Diversity, Critical Thinking, and the Question: What Don’t You Know?

Asking better questions builds better teams. Diversity helps us see what we don’t know and avoid costly blind spots before they happen.


I wanted to share this hilarious case study with you. I was recently offered a Gonift certificate through ParkMobile. So naturally, I did what any reasonably curious person does: I went online to find out what Gonift actually is.

And what I found made me laugh out loud. Like, hysterically. Because there are really only two possibilities here—and neither one is great. Before I explain why, here’s what Google helpfully summarizes (and I’m keeping this quote intact for a reason):

"Gonift" can refer to two very different things: a Hebrew/Yiddish term for a thief or swindler, or it can refer to GoNift (Nift), a digital platform that offers personalized gift certificates for products and experiences like food, beauty, and fitness, often through partnerships with other apps. The context usually makes it clear which meaning is intended.

1. Goniff (Hebrew/Yiddish)
Meaning: A thief, swindler, cheat, or generally dishonest person.
Pronunciation: GAH-niv.

2. GoNift (Nift)
What it is: A service that provides personalized gift cards for various merchants (restaurants, apparel, spas, etc.).
How it works: You receive a code (via email, app, etc.), enter it at GoNift.com, specify your interests, and get matched with a certificate for a local business.
Purpose: To help users discover new local businesses and services.

Now, back to those two possibilities.

Possibility #1: They Knew Exactly What the Word Meant

If the founders or decision-makers knew that “goniff” means thief or swindler in Hebrew/Yiddish and went with it anyway… then I’m not particularly interested in trusting them with my data, my time, or my money.
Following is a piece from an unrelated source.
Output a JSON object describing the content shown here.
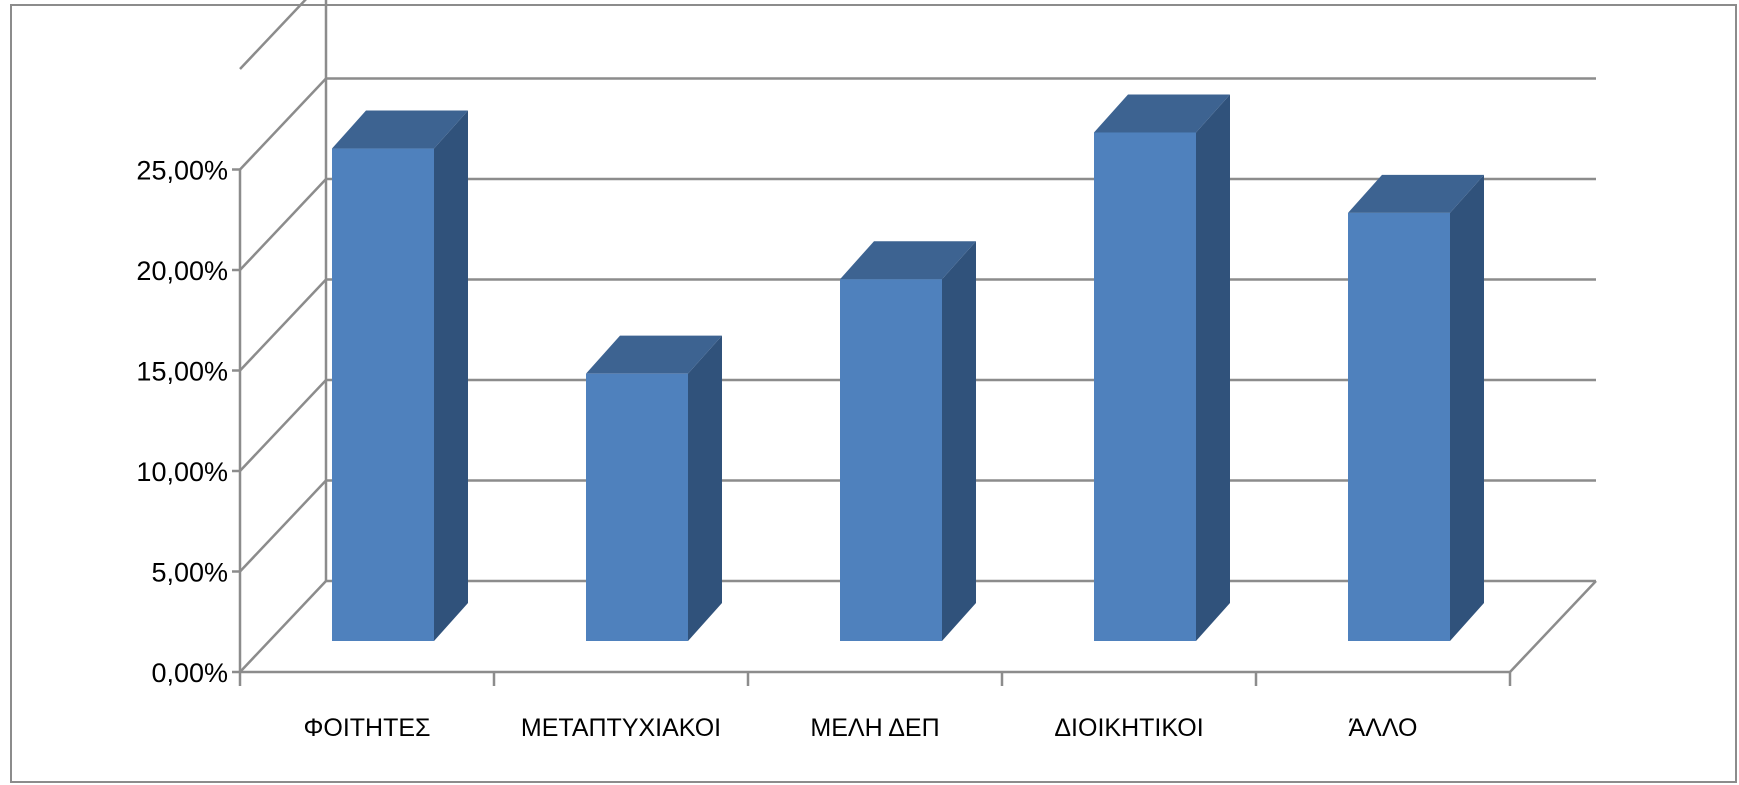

Even if the business itself is legitimate, that choice signals something important: a comfort with irony that relies on other people not knowing what the word means. That’s not clever branding - it’s a trust problem.

Possibility #2: They Had No One on the Team Who Could Tell Them

This is the more likely, and more instructive, scenario.

It means:

  • No one involved recognized the word AND they didn't bother to google it. 

  • No one thought to ask, “Does this name mean something in another language?”

  • Or worse: someone did know and wasn’t listened to

And that is where diversity and critical thinking intersect.

Diversity Isn’t About Checking Boxes. It’s About Catching Blind Spots

This isn’t a story about hurt feelings or cultural sensitivity for its own sake. It’s a story about unknown unknowns.

Critical thinking isn’t just analyzing what’s in front of you. It’s asking:

  • What might we be missing?

  • Who would see something here that I wouldn’t?

  • Who should I ask before we finalize this decision?

If you don’t have people around you with different cultural backgrounds, languages, life experiences, or perspectives, you are far more likely to make avoidable mistakes—and not even realize it.

A five-minute conversation with one Yiddish-speaking or Jewish team member (or consultant, or friend) could have stopped this dead in its tracks.

How Smart Teams Actually Use Diversity

The real value of diversity isn’t representation photos on a website. It’s access to knowledge you don’t personally have.

High-functioning teams:

  • Encourage people to speak up when something feels “off”

  • Reward questions like, “Should we double-check that?”

  • Actively ask people who might know more than they do

That’s not political. That’s good risk management.

Why I’m Not Accepting the Gift Card

At the end of the day, I chose not to accept the Gonift certificate.

Not because I think everyone involved is malicious—but because this naming decision signals either:

  • A comfort with deception, or

  • A lack of curiosity and due diligence

Neither inspires confidence.  Seriously - they don't seem to have even - googled the term! 

The Takeaway

Diversity matters because you cannot Google what you don’t realize you should question.

Critical thinking requires humility and the willingness to admit:

“There are things I don’t know, and people who know more than I do.”

The smartest organizations don’t just tolerate those people.
They actively seek them out AND listen.

Because sometimes, the difference between a clever brand and an embarrassing mistake is simply having someone in the room who can say:

“Uh… you might want to rethink that name.”